Because I care about public services I believe it is important
that the private sector like others understands how public services
and government work.
Q630 Kelvin Hopkins: You may recall
a conference organised by UNISON at which you spoke and I asked
some fairly sharp questions. You were a minister central to Mr
Blair's determination to drive a lot of health services into the
private sector. He was absolutely determined to secure private
involvement in the NHS. You were a minister centrally involved
in that process.
Lord Warner: I was the minister
centrally involved in delivering the 2005 Labour Party manifesto
commitment, on which many Members here were elected, on contestability
in the health service.
Q631 Kelvin Hopkins: I do not want
to go too far down that road. I refer to the Advisory Committee
on Business Appointments. Is it not a toothless waste of time?
The Committee has had before it the chairman, Lord Mayhew, who
is a nice man. Essentially, it is cosy, cuddly and toothless.
Is that not the reality?
Lord Warner: Toughen up the Advisory
Committee on Business Appointments, bring in some independent
people and ask individuals to appear before them to explain what
they will do. If you want to, ask us to come back after a period
of time to say what we have been doing. I do not object to that.
Q632 Kelvin Hopkins: Are not the
rules pathetic? You took up a whole series of appointments in
October and November 2007. You could take up those appointments
forthwith, so you could take the money but not lobby ministers
for a year.
Mr Caborn: You predicate the whole
of the question on the basis of money. It is not. We have a life
outside ministerial office, to be quite honest.
Q633 Kelvin Hopkins: Take away the
money in that case.
Mr Caborn: Take away the question.
Q634 Chairman: I want to pick up
a point made by Mr Haddrill a little while ago. He said there
was now far greater interchange between government and the private
and other sectors and this was a good thing. But what does that
mean in the context of the point in which we are interested, namely
what is meant by lobbying? It could mean either that we must therefore
make the interchange mechanisms easier and be more relaxed about
them or that because it highlights the problems of the revolving
door we should tighten them up and make them more stringent. In
a nutshell which of those approaches is it?
Mr Caborn: It could be either
of them. Broadly speaking, the system is fairly rigorous. It can
be made more transparent, as Lord Warner said, in terms of public
appointments. It is then a matter of making sure that people out
there know what the system is. I am bound to say that some of
the questioning today has not been as sharp as it ought to be;
it has been ill-informed in some areas. If that is the public
perception of what MPs are asking people like ourselves then you
have to start to question it. It is just a simple question. I
am not necessarily having a go at Mr Prentice here, but to say
that it is the Government that is making these contracts is wrong;
it is the NDA. That is absolutely fundamental.

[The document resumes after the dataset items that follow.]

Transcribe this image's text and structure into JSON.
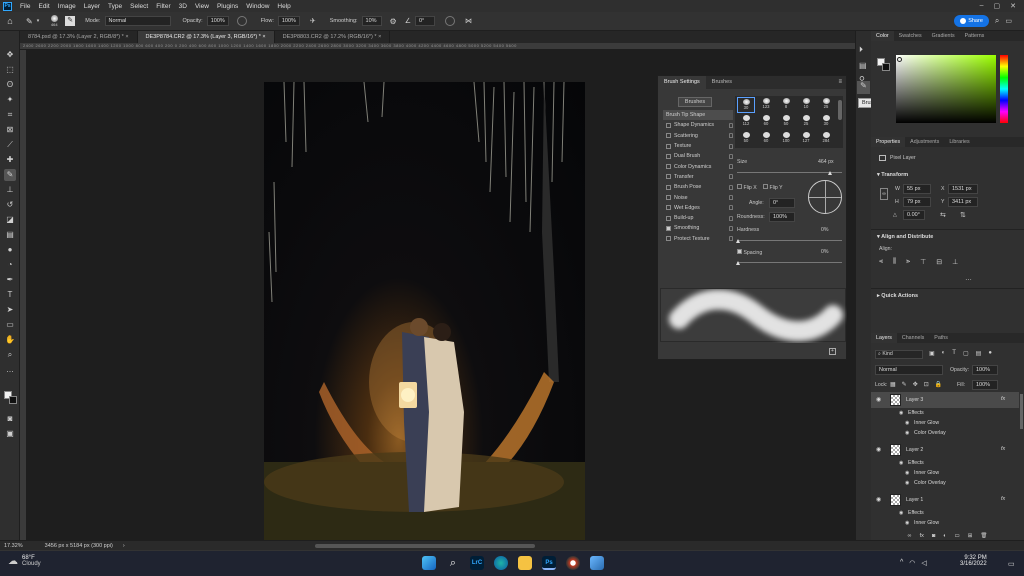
{
  "menu": [
    "File",
    "Edit",
    "Image",
    "Layer",
    "Type",
    "Select",
    "Filter",
    "3D",
    "View",
    "Plugins",
    "Window",
    "Help"
  ],
  "options": {
    "brush_size": "464",
    "mode_label": "Mode:",
    "mode_value": "Normal",
    "opacity_label": "Opacity:",
    "opacity_value": "100%",
    "flow_label": "Flow:",
    "flow_value": "100%",
    "smoothing_label": "Smoothing:",
    "smoothing_value": "10%",
    "angle_value": "0°",
    "share_label": "Share"
  },
  "tabs": [
    "8784.psd @ 17.3% (Layer 2, RGB/8*) *",
    "DE3P8784.CR2 @ 17.3% (Layer 3, RGB/16*) *",
    "DE3P8803.CR2 @ 17.2% (RGB/16*) *"
  ],
  "ruler_numbers": "2400  2600  2200  2000  1800  1600  1400  1200  1000  800  600  400  200  0  200  400  600  800  1000  1200  1400  1600  1800  2000  2200  2400  2600  2800  3000  3200  3400  3600  3800  4000  4200  4400  4600  4800  5000  5200  5400  5600",
  "status": {
    "zoom": "17.32%",
    "doc_info": "3456 px x 5184 px (300 ppi)"
  },
  "brush_settings": {
    "tabs": [
      "Brush Settings",
      "Brushes"
    ],
    "brushes_button": "Brushes",
    "items": [
      {
        "label": "Brush Tip Shape",
        "checked": null,
        "selected": true
      },
      {
        "label": "Shape Dynamics",
        "checked": false
      },
      {
        "label": "Scattering",
        "checked": false
      },
      {
        "label": "Texture",
        "checked": false
      },
      {
        "label": "Dual Brush",
        "checked": false
      },
      {
        "label": "Color Dynamics",
        "checked": false
      },
      {
        "label": "Transfer",
        "checked": false
      },
      {
        "label": "Brush Pose",
        "checked": false
      },
      {
        "label": "Noise",
        "checked": false
      },
      {
        "label": "Wet Edges",
        "checked": false
      },
      {
        "label": "Build-up",
        "checked": false
      },
      {
        "label": "Smoothing",
        "checked": true
      },
      {
        "label": "Protect Texture",
        "checked": false
      }
    ],
    "presets": [
      "30",
      "123",
      "8",
      "10",
      "25",
      "112",
      "60",
      "50",
      "25",
      "30",
      "50",
      "60",
      "100",
      "127",
      "284"
    ],
    "size_label": "Size",
    "size_value": "464 px",
    "flip_x": "Flip X",
    "flip_y": "Flip Y",
    "angle_label": "Angle:",
    "angle_value": "0°",
    "roundness_label": "Roundness:",
    "roundness_value": "100%",
    "hardness_label": "Hardness",
    "hardness_value": "0%",
    "spacing_label": "Spacing",
    "spacing_value": "0%"
  },
  "tooltip": "Brush Settings",
  "color_panel": {
    "tabs": [
      "Color",
      "Swatches",
      "Gradients",
      "Patterns"
    ]
  },
  "properties": {
    "tabs": [
      "Properties",
      "Adjustments",
      "Libraries"
    ],
    "kind": "Pixel Layer",
    "transform_title": "Transform",
    "w": "55 px",
    "x": "1531 px",
    "h": "79 px",
    "y": "3411 px",
    "angle": "0.00°",
    "align_title": "Align and Distribute",
    "align_label": "Align:",
    "quick_actions": "Quick Actions"
  },
  "layers": {
    "tabs": [
      "Layers",
      "Channels",
      "Paths"
    ],
    "kind_filter": "Kind",
    "blend_mode": "Normal",
    "opacity_label": "Opacity:",
    "opacity_value": "100%",
    "lock_label": "Lock:",
    "fill_label": "Fill:",
    "fill_value": "100%",
    "items": [
      {
        "name": "Layer 3",
        "effects": [
          "Effects",
          "Inner Glow",
          "Color Overlay"
        ]
      },
      {
        "name": "Layer 2",
        "effects": [
          "Effects",
          "Inner Glow",
          "Color Overlay"
        ]
      },
      {
        "name": "Layer 1",
        "effects": [
          "Effects",
          "Inner Glow"
        ]
      }
    ]
  },
  "taskbar": {
    "temp": "68°F",
    "weather": "Cloudy",
    "time": "9:32 PM",
    "date": "3/16/2022"
  }
}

Q635 Mr Prentice: Mr Caborn, come
on: that is just my shorthand.
Mr Caborn: The very point I make
is that it is shorthand in the context of public perception. You
want to rubbish that part of it but you do not do it. You have
to be factually correct if you are to ask questions about the
integrity of the system we are operating.
Q636 Chairman: I think that should
be continued outside.
Lord Warner: If you believe there
is public concern and you want to toughen up the system in the
way I suggest I have no problems with that. All I would say is
that you should think very carefully before you impose a set of
rules whose outcome is that ministers and government are less
exposed to a wide range of views particularly from the private
sector in terms of its ability to develop public policy.
Mr Haddrill: I agree that it could
be more transparent and consistent. At the moment it is a bit
too subjective.
Chairman: We have had a bracing session.
Some of us are about to go to Gwyneth Dunwoody's funeral and she
would have approved of such a session. The session has been lively,
interesting and useful. Thank you very much for coming along.